Erstellt am: 6. 2. 2011 - 12:55 Uhr
Ein Sommer in Rom
When in Rome
„Rom steckt voller Überraschungen.“
„Wie meinst du das?“
„Deine Frau hat dich hier verlassen.“
Verwirrt griff Forrest nach einer Zigarette, bis ihm einfiel, dass er das Rauchen aufgegeben hatte.

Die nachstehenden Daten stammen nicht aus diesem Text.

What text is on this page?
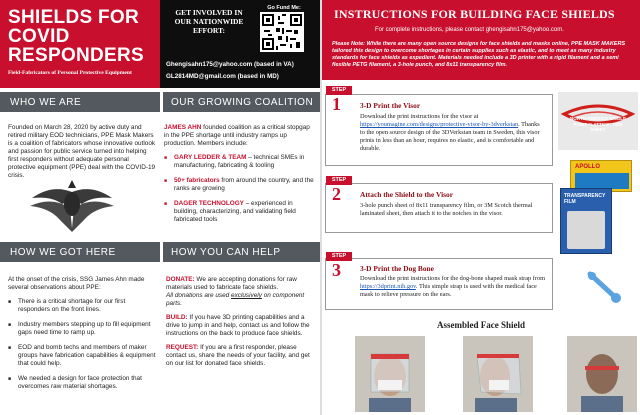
SHIELDS FOR
COVID
RESPONDERS
Field-Fabricators of Personal Protective Equipment
GET INVOLVED IN OUR NATIONWIDE EFFORT:
Go Fund Me:
Ghengisahn175@yahoo.com (based in VA)
GL2814MD@gmail.com (based in MD)
WHO WE ARE	OUR GROWING COALITION

Founded on March 28, 2020 by active duty and retired military EOD technicians, PPE Mask Makers is a coalition of fabricators whose innovative outlook and passion for public service turned into helping first responders without adequate personal protective equipment (PPE) deal with the COVID-19 crisis.

JAMES AHN founded coalition as a critical stopgap in the PPE shortage until industry ramps up production. Members include:

■ GARY LEDDER & TEAM – technical SMEs in manufacturing, fabricating & tooling
■ 50+ fabricators from around the country, and the ranks are growing
■ DAGER TECHNOLOGY – experienced in building, characterizing, and validating field fabricated tools
HOW WE GOT HERE	HOW YOU CAN HELP

At the onset of the crisis, SSG James Ahn made several observations about PPE:

■ There is a critical shortage for our first responders on the front lines.
■ Industry members stepping up to fill equipment gaps need time to ramp up.
■ EOD and bomb techs and members of maker groups have fabrication capabilities & equipment that could help.
■ We needed a design for face protection that overcomes raw material shortages.

DONATE: We are accepting donations for raw materials used to fabricate face shields.
All donations are used exclusively on component parts.

BUILD: If you have 3D printing capabilities and a drive to jump in and help, contact us and follow the instructions on the back to produce face shields.

REQUEST: If you are a first responder, please contact us, share the needs of your facility, and get on our list for donated face shields.

INSTRUCTIONS FOR BUILDING FACE SHIELDS
For complete instructions, please contact ghengisahn175@yahoo.com.
Please Note: While there are many open source designs for face shields and masks online, PPE MASK MAKERS tailored this design to overcome shortages in certain supplies such as elastic, and to meet as many industry standards for face shields as expedient. Materials needed include a 3D printer with a rigid filament and a semi flexible PETG filament, a 3-hole punch, and 8x11 transparency film.
3-D Print the Visor
Download the print instructions for the visor at https://youmagine.com/designs/protective-visor-by-3dverkstan. Thanks to the open source design of the 3DVerkstan team in Sweden, this visor prints in less than an hour, requires no elastic, and is comfortable and durable.
STEP
1
Attach the Shield to the Visor
3-hole punch sheet of 8x11 transparency film, or 3M Scotch thermal laminated sheet, then attach it to the notches in the visor.
STEP
2
3-D Print the Dog Bone
Download the print instructions for the dog-bone shaped mask strap from https://3dprint.nih.gov. This simple strap is used with the medical face mask to relieve pressure on the ears.
STEP
3
NORTH AMERICA SINGLE POINT "LATTICE" SIZE SHEET
APOLLO
TRANSPARENCY FILM
Assembled Face Shield
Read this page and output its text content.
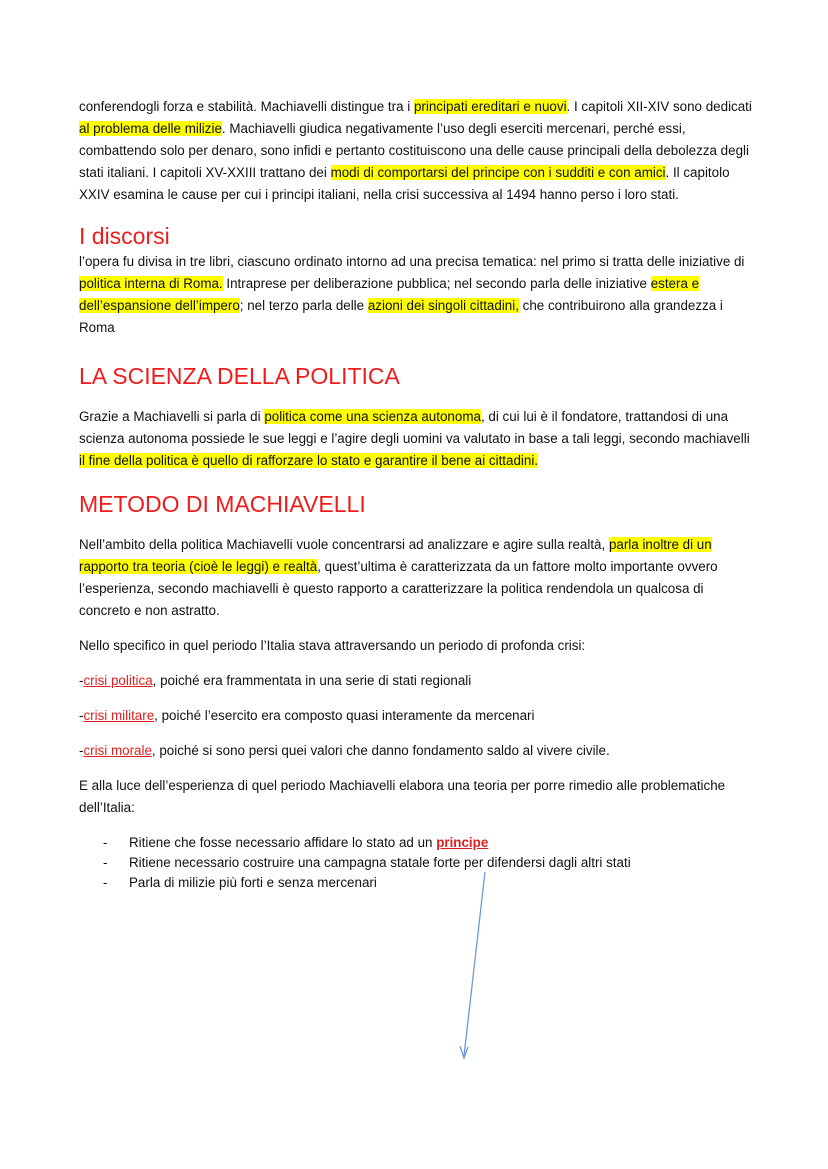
conferendogli forza e stabilità. Machiavelli distingue tra i principati ereditari e nuovi. I capitoli XII-XIV sono dedicati al problema delle milizie. Machiavelli giudica negativamente l’uso degli eserciti mercenari, perché essi, combattendo solo per denaro, sono infidi e pertanto costituiscono una delle cause principali della debolezza degli stati italiani. I capitoli XV-XXIII trattano dei modi di comportarsi del principe con i sudditi e con amici. Il capitolo XXIV esamina le cause per cui i principi italiani, nella crisi successiva al 1494 hanno perso i loro stati.

I discorsi

l’opera fu divisa in tre libri, ciascuno ordinato intorno ad una precisa tematica: nel primo si tratta delle iniziative di politica interna di Roma. Intraprese per deliberazione pubblica; nel secondo parla delle iniziative estera e dell’espansione dell’impero; nel terzo parla delle azioni dei singoli cittadini, che contribuirono alla grandezza i Roma

LA SCIENZA DELLA POLITICA

Grazie a Machiavelli si parla di politica come una scienza autonoma, di cui lui è il fondatore, trattandosi di una scienza autonoma possiede le sue leggi e l’agire degli uomini va valutato in base a tali leggi, secondo machiavelli il fine della politica è quello di rafforzare lo stato e garantire il bene ai cittadini.

METODO DI MACHIAVELLI

Nell’ambito della politica Machiavelli vuole concentrarsi ad analizzare e agire sulla realtà, parla inoltre di un rapporto tra teoria (cioè le leggi) e realtà, quest’ultima è caratterizzata da un fattore molto importante ovvero l’esperienza, secondo machiavelli è questo rapporto a caratterizzare la politica rendendola un qualcosa di concreto e non astratto.

Nello specifico in quel periodo l’Italia stava attraversando un periodo di profonda crisi:

-crisi politica, poiché era frammentata in una serie di stati regionali

-crisi militare, poiché l’esercito era composto quasi interamente da mercenari

-crisi morale, poiché si sono persi quei valori che danno fondamento saldo al vivere civile.

E alla luce dell’esperienza di quel periodo Machiavelli elabora una teoria per porre rimedio alle problematiche dell’Italia:

- Ritiene che fosse necessario affidare lo stato ad un principe
- Ritiene necessario costruire una campagna statale forte per difendersi dagli altri stati
- Parla di milizie più forti e senza mercenari
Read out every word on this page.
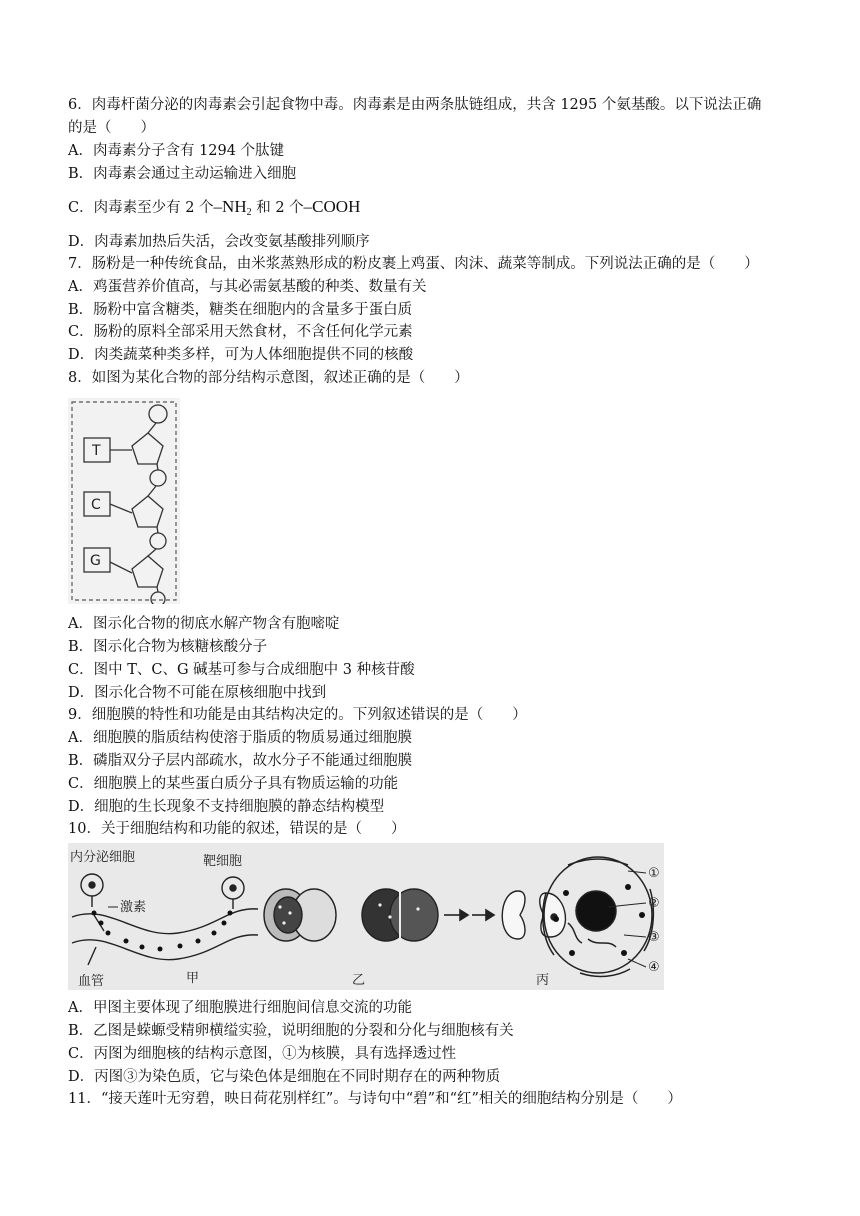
6．肉毒杆菌分泌的肉毒素会引起食物中毒。肉毒素是由两条肽链组成，共含 1295 个氨基酸。以下说法正确
的是（　　）
A．肉毒素分子含有 1294 个肽键
B．肉毒素会通过主动运输进入细胞
C．肉毒素至少有 2 个$-NH_2$ 和 2 个–COOH
D．肉毒素加热后失活，会改变氨基酸排列顺序
7．肠粉是一种传统食品，由米浆蒸熟形成的粉皮裹上鸡蛋、肉沫、蔬菜等制成。下列说法正确的是（　　）
A．鸡蛋营养价值高，与其必需氨基酸的种类、数量有关
B．肠粉中富含糖类，糖类在细胞内的含量多于蛋白质
C．肠粉的原料全部采用天然食材，不含任何化学元素
D．肉类蔬菜种类多样，可为人体细胞提供不同的核酸
8．如图为某化合物的部分结构示意图，叙述正确的是（　　）
T
C
G
A．图示化合物的彻底水解产物含有胞嘧啶
B．图示化合物为核糖核酸分子
C．图中 T、C、G 碱基可参与合成细胞中 3 种核苷酸
D．图示化合物不可能在原核细胞中找到
9．细胞膜的特性和功能是由其结构决定的。下列叙述错误的是（　　）
A．细胞膜的脂质结构使溶于脂质的物质易通过细胞膜
B．磷脂双分子层内部疏水，故水分子不能通过细胞膜
C．细胞膜上的某些蛋白质分子具有物质运输的功能
D．细胞的生长现象不支持细胞膜的静态结构模型
10．关于细胞结构和功能的叙述，错误的是（　　）
内分泌细胞	靶细胞
激素
血管	甲	乙
①
②
③
④
丙
A．甲图主要体现了细胞膜进行细胞间信息交流的功能
B．乙图是蝾螈受精卵横缢实验，说明细胞的分裂和分化与细胞核有关
C．丙图为细胞核的结构示意图，①为核膜，具有选择透过性
D．丙图③为染色质，它与染色体是细胞在不同时期存在的两种物质
11．“接天莲叶无穷碧，映日荷花别样红”。与诗句中“碧”和“红”相关的细胞结构分别是（　　）
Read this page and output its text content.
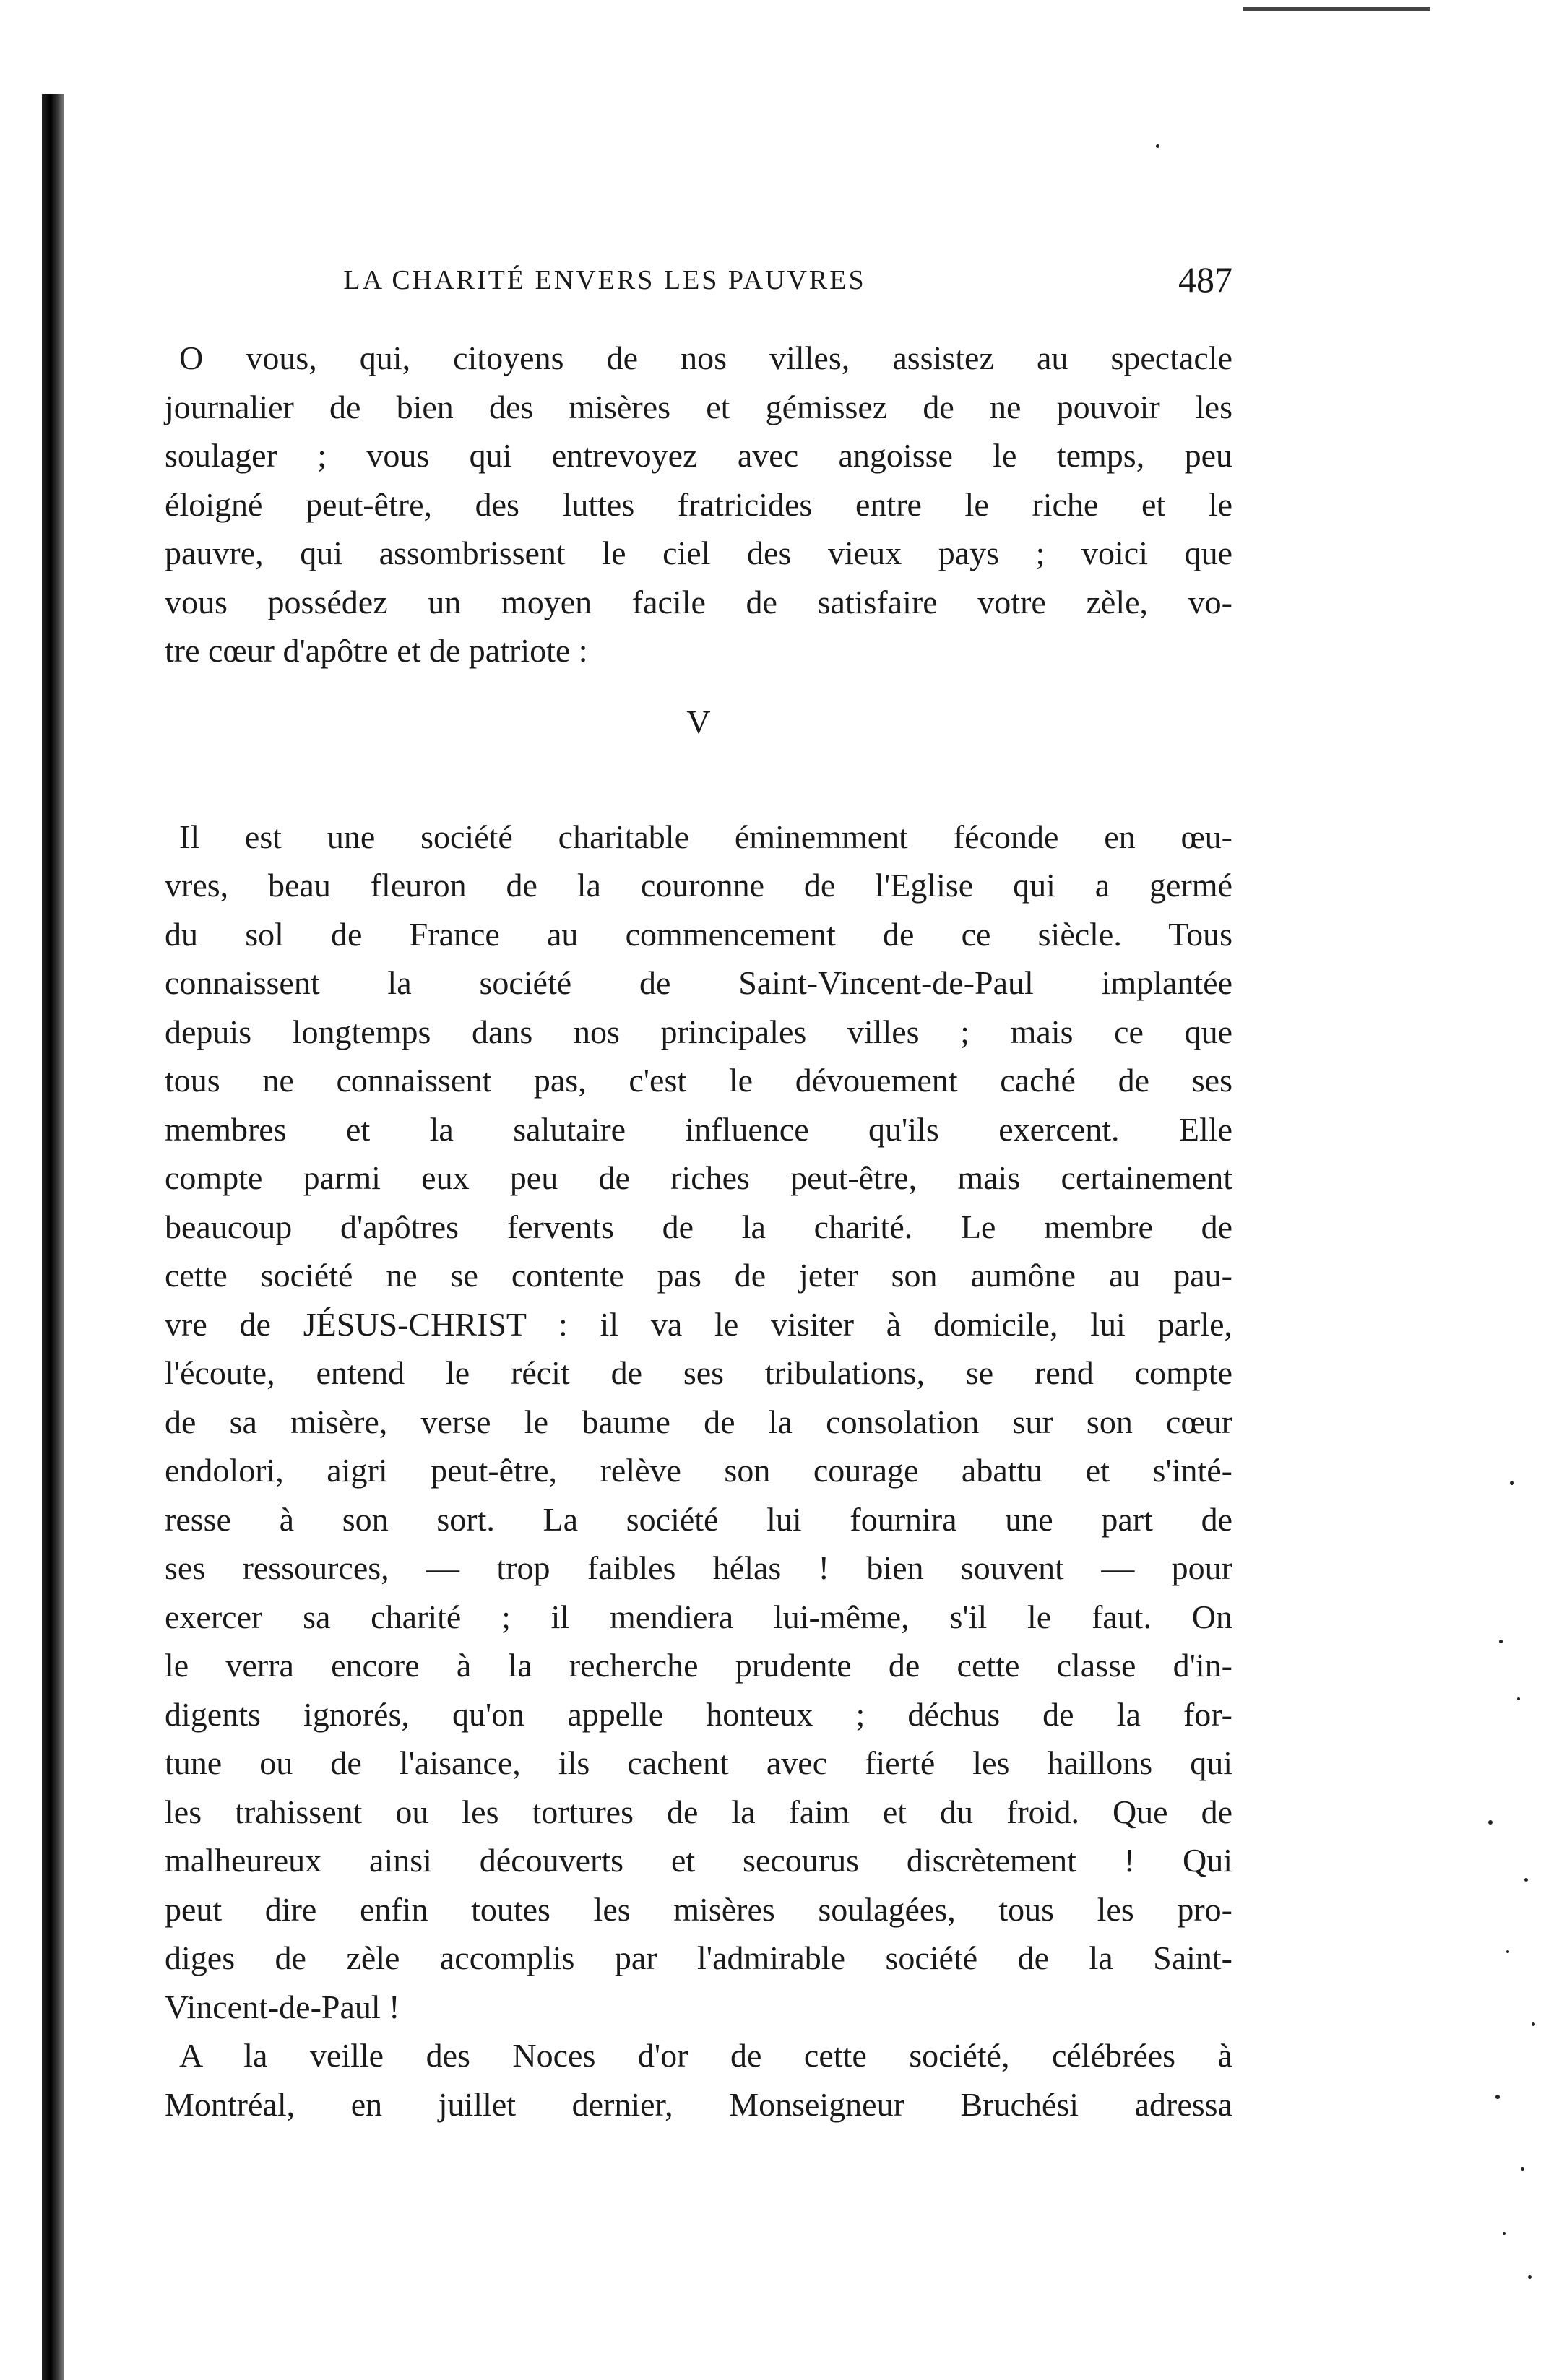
LA CHARITÉ ENVERS LES PAUVRES	487
O vous, qui, citoyens de nos villes, assistez au spectacle
journalier de bien des misères et gémissez de ne pouvoir les
soulager ; vous qui entrevoyez avec angoisse le temps, peu
éloigné peut-être, des luttes fratricides entre le riche et le
pauvre, qui assombrissent le ciel des vieux pays ; voici que
vous possédez un moyen facile de satisfaire votre zèle, vo-
tre cœur d'apôtre et de patriote :
V
Il est une société charitable éminemment féconde en œu-
vres, beau fleuron de la couronne de l'Eglise qui a germé
du sol de France au commencement de ce siècle. Tous
connaissent la société de Saint-Vincent-de-Paul implantée
depuis longtemps dans nos principales villes ; mais ce que
tous ne connaissent pas, c'est le dévouement caché de ses
membres et la salutaire influence qu'ils exercent. Elle
compte parmi eux peu de riches peut-être, mais certainement
beaucoup d'apôtres fervents de la charité. Le membre de
cette société ne se contente pas de jeter son aumône au pau-
vre de JÉSUS-CHRIST : il va le visiter à domicile, lui parle,
l'écoute, entend le récit de ses tribulations, se rend compte
de sa misère, verse le baume de la consolation sur son cœur
endolori, aigri peut-être, relève son courage abattu et s'inté-
resse à son sort. La société lui fournira une part de
ses ressources, — trop faibles hélas ! bien souvent — pour
exercer sa charité ; il mendiera lui-même, s'il le faut. On
le verra encore à la recherche prudente de cette classe d'in-
digents ignorés, qu'on appelle honteux ; déchus de la for-
tune ou de l'aisance, ils cachent avec fierté les haillons qui
les trahissent ou les tortures de la faim et du froid. Que de
malheureux ainsi découverts et secourus discrètement ! Qui
peut dire enfin toutes les misères soulagées, tous les pro-
diges de zèle accomplis par l'admirable société de la Saint-
Vincent-de-Paul !
A la veille des Noces d'or de cette société, célébrées à
Montréal, en juillet dernier, Monseigneur Bruchési adressa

„Das hatte etwas mit Rom zu tun, oder nicht?“
„Kann sein. Sie sagte, Rom regt sie auf. Aber das hat sie über die meisten Orte gesagt, an denen wir gewesen sind.“
Die 1950er Jahre: Der Amerikaner Forrest, ein Geschäftsmann aus New York, etwa Mitte 30, ist auf Reisen, zusammen mit seiner Frau. Diese verlässt ihn jedoch in Rom und kehrt nach New York zurück. Forrest aber bleibt – und trifft auf den einheimischen Schüler Marcello, 17. Der Beginn einer Romanze, einer Affäre zwischen zwei Männern. Letztlich geht es in diesem nun erstmals in Deutsche übersetzten Roman des US-Schriftstellers Donald Windham aber einfach um die großen Themen Liebe und Freundschaft. Und „Zwei Menschen“ - im Original von 1965 „Two People“ – ist auch ein wunderbarer Rom-Reiseführer, der all die Orte und Plätze nennt, die die Stadt so besonders machen. Sie nicht nur nennt, sondern einen direkt dort hin bringt.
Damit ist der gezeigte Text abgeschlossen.